Perkawinan berdasarkan hukum adat tidak
semata-mata berarti suatu ikatan seorang pria dan wanita sebagai suami isteri
untuk maksud mendapatkan keturunan dan membangun kehidupan rumah tangga, tetapi
juga berarti suatu hubunganyang menyangkut para anggota kerabat pihak isteri
dan pihak suami. (Hilman Hadikusuma,2003:70).
Adapun yang dimaksud dengan pelaksanaan
adat perkawinan adalah segala adat kebiasaan yang dilazimkan dalam suatu
masyarakat untuk mengatur masalah-maslah yang berhubungan dengan perkawinan
yang direalisasikan dalam bentuk keiatab-kegiatan dalam usaha mematangkan,
melaksanakan, dan menetapkan jalannya suatu perkawinan. (Depdiknas,1987:3)
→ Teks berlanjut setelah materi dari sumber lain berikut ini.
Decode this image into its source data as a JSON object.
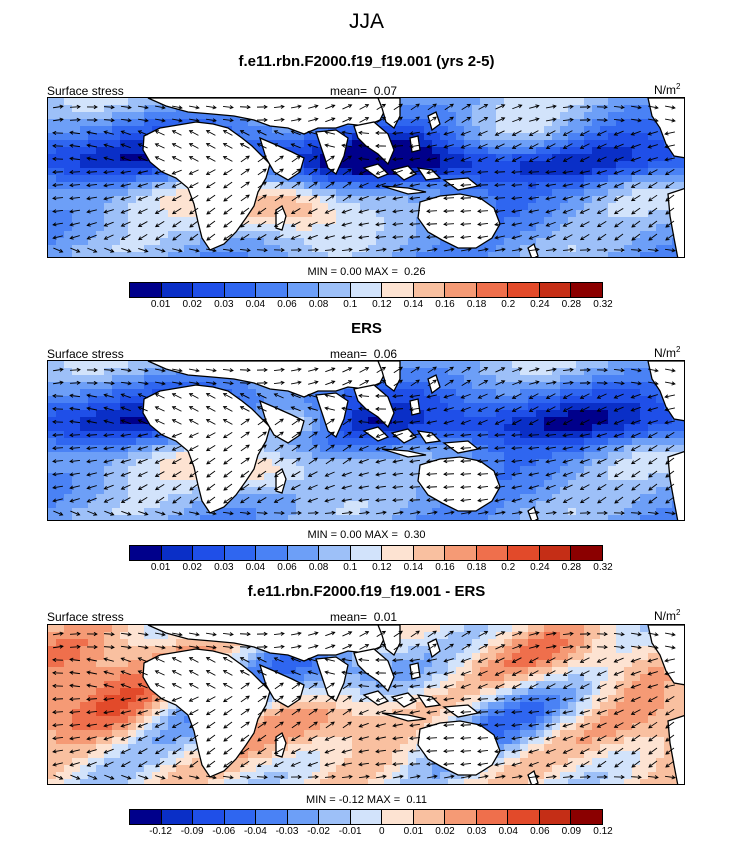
{
  "suptitle": "JJA",
  "panels": [
    {
      "title": "f.e11.rbn.F2000.f19_f19.001 (yrs 2-5)",
      "left_label": "Surface stress",
      "mean_label": "mean=",
      "mean_value": "0.07",
      "units": "N/m",
      "units_sup": "2",
      "min_label": "MIN =",
      "min_value": "0.00",
      "max_label": "MAX =",
      "max_value": "0.26",
      "colorbar_ticks": [
        "0.01",
        "0.02",
        "0.03",
        "0.04",
        "0.06",
        "0.08",
        "0.1",
        "0.12",
        "0.14",
        "0.16",
        "0.18",
        "0.2",
        "0.24",
        "0.28",
        "0.32"
      ],
      "field": "model"
    },
    {
      "title": "ERS",
      "left_label": "Surface stress",
      "mean_label": "mean=",
      "mean_value": "0.06",
      "units": "N/m",
      "units_sup": "2",
      "min_label": "MIN =",
      "min_value": "0.00",
      "max_label": "MAX =",
      "max_value": "0.30",
      "colorbar_ticks": [
        "0.01",
        "0.02",
        "0.03",
        "0.04",
        "0.06",
        "0.08",
        "0.1",
        "0.12",
        "0.14",
        "0.16",
        "0.18",
        "0.2",
        "0.24",
        "0.28",
        "0.32"
      ],
      "field": "obs"
    },
    {
      "title": "f.e11.rbn.F2000.f19_f19.001 - ERS",
      "left_label": "Surface stress",
      "mean_label": "mean=",
      "mean_value": "0.01",
      "units": "N/m",
      "units_sup": "2",
      "min_label": "MIN =",
      "min_value": "-0.12",
      "max_label": "MAX =",
      "max_value": "0.11",
      "colorbar_ticks": [
        "-0.12",
        "-0.09",
        "-0.06",
        "-0.04",
        "-0.03",
        "-0.02",
        "-0.01",
        "0",
        "0.01",
        "0.02",
        "0.03",
        "0.04",
        "0.06",
        "0.09",
        "0.12"
      ],
      "field": "diff"
    }
  ],
  "colorbar_colors": [
    "#00008b",
    "#0a2fc7",
    "#1f4fe8",
    "#2f66f0",
    "#4a82f5",
    "#6d9ff7",
    "#9dc0f8",
    "#d2e3fb",
    "#fde3d2",
    "#f9c0a0",
    "#f59a75",
    "#ef6f4c",
    "#e24a2a",
    "#c52e16",
    "#8b0000"
  ],
  "land_color": "#ffffff",
  "coast_color": "#000000"
}
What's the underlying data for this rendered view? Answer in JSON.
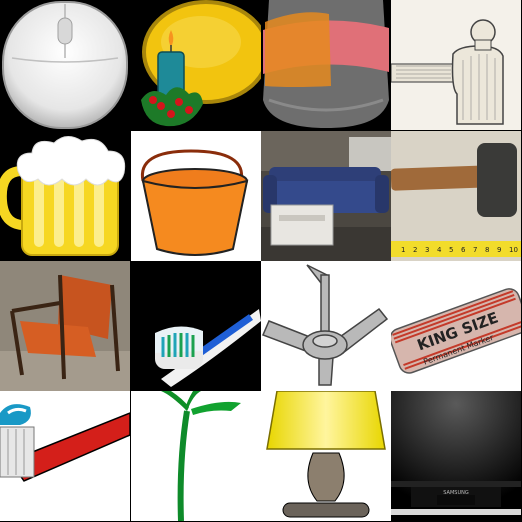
{
  "grid": {
    "rows": 4,
    "cols": 4,
    "tiles": [
      {
        "id": "mouse",
        "icon": "computer-mouse-icon",
        "bg": "#000000"
      },
      {
        "id": "candle",
        "icon": "candle-icon",
        "bg": "#000000"
      },
      {
        "id": "thermos",
        "icon": "thermos-icon",
        "bg": "#000000"
      },
      {
        "id": "hammer-sketch",
        "icon": "hammer-icon",
        "bg": "#f4f1ea"
      },
      {
        "id": "beer",
        "icon": "beer-mug-icon",
        "bg": "#000000"
      },
      {
        "id": "bucket",
        "icon": "bucket-icon",
        "bg": "#ffffff"
      },
      {
        "id": "sofa",
        "icon": "sofa-icon",
        "bg": "#5a5650"
      },
      {
        "id": "mallet",
        "icon": "mallet-icon",
        "bg": "#d9d3c6"
      },
      {
        "id": "chair",
        "icon": "chair-icon",
        "bg": "#8a8276"
      },
      {
        "id": "toothbrush-photo",
        "icon": "toothbrush-icon",
        "bg": "#000000"
      },
      {
        "id": "ceiling-fan",
        "icon": "ceiling-fan-icon",
        "bg": "#ffffff"
      },
      {
        "id": "marker",
        "icon": "marker-icon",
        "bg": "#ffffff"
      },
      {
        "id": "toothbrush-clipart",
        "icon": "toothbrush-icon",
        "bg": "#ffffff"
      },
      {
        "id": "palm",
        "icon": "palm-tree-icon",
        "bg": "#ffffff"
      },
      {
        "id": "lamp",
        "icon": "lamp-icon",
        "bg": "#ffffff"
      },
      {
        "id": "monitor",
        "icon": "monitor-icon",
        "bg": "#000000"
      }
    ]
  },
  "marker_text": {
    "line1": "KING SIZE",
    "line2": "Permanent Marker"
  },
  "ruler_numbers": [
    "1",
    "2",
    "3",
    "4",
    "5",
    "6",
    "7",
    "8",
    "9",
    "10"
  ],
  "monitor_brand": "SAMSUNG"
}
Pelaksanaan upacara perkawinan merupakan
langkah yang penting dalam proses pengintegrasian manusia dengan tata alam,
dimana dalam pelaksanaan tata upacara perkawinan harus memenuhi syarat yang
sudah ditentukan oleh tradisi untuk masuk kedalam sesuatu yang sakral. Hubungan
antara adat dan upacara perkawinan dengan undang-undang tidak bertentangan sama
sekali.
Banyak pengertian yang berkaitan dengan
hal ini. Pelaksanaan adat perkawinan adalah tradisi kepercayaan, kebiasaan
ajaran nenek moyang yang diturunkan kepada generasi berikutnya tentang
perkawinan yang merupakan perjanjian yang kokoh, kuat lahir dan batin anatara
seorang pria dan wanita untuk membentuk keluarga bahagia sesuai dengan tujuan
dan ketentuan dari sang pencipta dalam rangka berbakti/beribadah kepada-Nya.(Moertjipto,2002:35).
Berdasarkan beberapa definisi diatas dapat
dikatakan bahwa pelaksanaan adat perkawinan merupakan adat kebiasaan yang lazim
digunakan dalam suatu upacara perkawinan suatu masyarakat yang bertujuan mengatur
masalah-masah pekawinan antara seoarang pria dan wanita guna membentuk suatu
keluarga yang bahagia dalam rangka beribadah kepada sang pencipta.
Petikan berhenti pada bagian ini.